Voyons pour ce qui est de l’intérêt.

Que certains d’entre eux comme Nouhou Arzika, Ben Omar ou Kassoum Moctar, qui sont de défenseurs patentés de la Refondation de la République entreprise par le Président déchu Mahamadou Tandja, puissent s’engager, s’ils ont l’occasion, dans une entreprise de réinstallation du régime déchu, cela ne surprendrait personne. On pourrait, dans une certaine mesure, avoir la même réflexion en ce qui concerne Ibrahim Foukori et Daouda Diallo qui ont perdu leur place en la faveur de la chute du régime de Tandja.

Que des personnalités comme le DG de la SONIDEP et celui du SPEN s’engagent dans une telle entreprise, ce serait une très grande surprise pour l’opinion. De même que Ali Lamine Zeine ; s’impliquer dans une affaire de complot, ça ne lui ressemble pas.

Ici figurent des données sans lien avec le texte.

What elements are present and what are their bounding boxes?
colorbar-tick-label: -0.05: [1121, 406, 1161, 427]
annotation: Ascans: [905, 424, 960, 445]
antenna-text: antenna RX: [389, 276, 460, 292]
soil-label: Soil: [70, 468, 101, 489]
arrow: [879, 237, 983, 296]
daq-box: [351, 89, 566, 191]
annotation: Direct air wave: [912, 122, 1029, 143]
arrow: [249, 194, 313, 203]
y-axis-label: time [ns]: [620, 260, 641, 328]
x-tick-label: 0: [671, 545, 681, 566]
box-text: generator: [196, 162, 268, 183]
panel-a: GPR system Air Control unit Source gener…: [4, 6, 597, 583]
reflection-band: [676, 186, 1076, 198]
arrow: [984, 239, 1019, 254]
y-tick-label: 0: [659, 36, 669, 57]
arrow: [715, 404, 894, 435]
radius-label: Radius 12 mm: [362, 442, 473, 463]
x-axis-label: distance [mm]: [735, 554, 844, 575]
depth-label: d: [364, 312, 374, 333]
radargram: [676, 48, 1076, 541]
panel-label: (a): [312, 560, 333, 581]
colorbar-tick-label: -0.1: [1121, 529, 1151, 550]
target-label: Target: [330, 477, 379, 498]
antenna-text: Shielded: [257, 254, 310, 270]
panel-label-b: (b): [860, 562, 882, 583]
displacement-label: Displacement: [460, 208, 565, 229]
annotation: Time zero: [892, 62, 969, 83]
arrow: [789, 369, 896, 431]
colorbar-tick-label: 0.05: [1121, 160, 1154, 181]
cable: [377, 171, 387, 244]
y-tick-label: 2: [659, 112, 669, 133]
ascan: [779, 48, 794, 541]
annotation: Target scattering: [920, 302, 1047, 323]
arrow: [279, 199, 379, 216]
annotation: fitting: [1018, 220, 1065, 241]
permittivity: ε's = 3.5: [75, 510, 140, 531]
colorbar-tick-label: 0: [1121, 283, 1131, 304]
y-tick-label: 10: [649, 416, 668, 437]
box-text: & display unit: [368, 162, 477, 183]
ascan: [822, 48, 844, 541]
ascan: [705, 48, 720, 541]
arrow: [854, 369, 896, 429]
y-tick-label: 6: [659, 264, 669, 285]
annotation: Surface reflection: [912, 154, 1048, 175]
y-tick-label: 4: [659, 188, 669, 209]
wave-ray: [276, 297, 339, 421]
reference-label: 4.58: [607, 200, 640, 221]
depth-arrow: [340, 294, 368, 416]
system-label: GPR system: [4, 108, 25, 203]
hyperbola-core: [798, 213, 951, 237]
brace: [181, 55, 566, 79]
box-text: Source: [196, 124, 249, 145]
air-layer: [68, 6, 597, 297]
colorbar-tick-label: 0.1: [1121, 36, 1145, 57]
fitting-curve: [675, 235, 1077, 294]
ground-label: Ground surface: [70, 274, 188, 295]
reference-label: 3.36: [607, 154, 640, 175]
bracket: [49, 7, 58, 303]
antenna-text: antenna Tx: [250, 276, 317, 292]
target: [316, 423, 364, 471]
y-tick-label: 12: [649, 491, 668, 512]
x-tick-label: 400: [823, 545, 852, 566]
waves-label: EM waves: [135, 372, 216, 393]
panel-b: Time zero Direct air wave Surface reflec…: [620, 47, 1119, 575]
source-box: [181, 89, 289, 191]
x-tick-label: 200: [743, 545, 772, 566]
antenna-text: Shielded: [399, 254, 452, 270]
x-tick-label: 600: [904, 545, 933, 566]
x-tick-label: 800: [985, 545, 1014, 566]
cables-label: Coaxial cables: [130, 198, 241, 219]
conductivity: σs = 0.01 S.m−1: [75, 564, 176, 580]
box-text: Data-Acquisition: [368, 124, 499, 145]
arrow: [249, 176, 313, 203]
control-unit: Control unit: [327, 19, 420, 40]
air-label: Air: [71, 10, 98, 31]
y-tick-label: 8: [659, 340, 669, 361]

Pour ce qui est de Seini Oumarou, il était indéniable que le bonus de trois (03) de Tandja à la tête du pays aurait pu lui permettre d’asseoir son autorité sur le MNSD-Nassara, construire son réseau relationnel sur l’ensemble du pays et se forger pour de bon l’image d’un présidentiable ; à condition, bien entendu, que les tazartchistes zélés n’aient pas sa peau. Mais il est aussi certain que le renversement du régime de Tandja, tout en l’aidant à se débarrasser d’adversaires gênants comme Albadé Abouba, a été une opportunité pour Sein Omar d’obtenir le resserrement des rangs de toutes les forces du MNSD-Nassara autour de sa personne, pour défendre les intérêts du groupe et surtout pour faire face à Hama Amadou qui, s’il échappe à la justice, dispose d’une grande capacité de nuisance avec l’énorme fortune qu’il a amassé pendant son règne à la tête du gouvernement. Que Seini Omar rentre dans une histoire de complot au risque de perdre cette opportunité, ce ne serait pas très malin de sa part.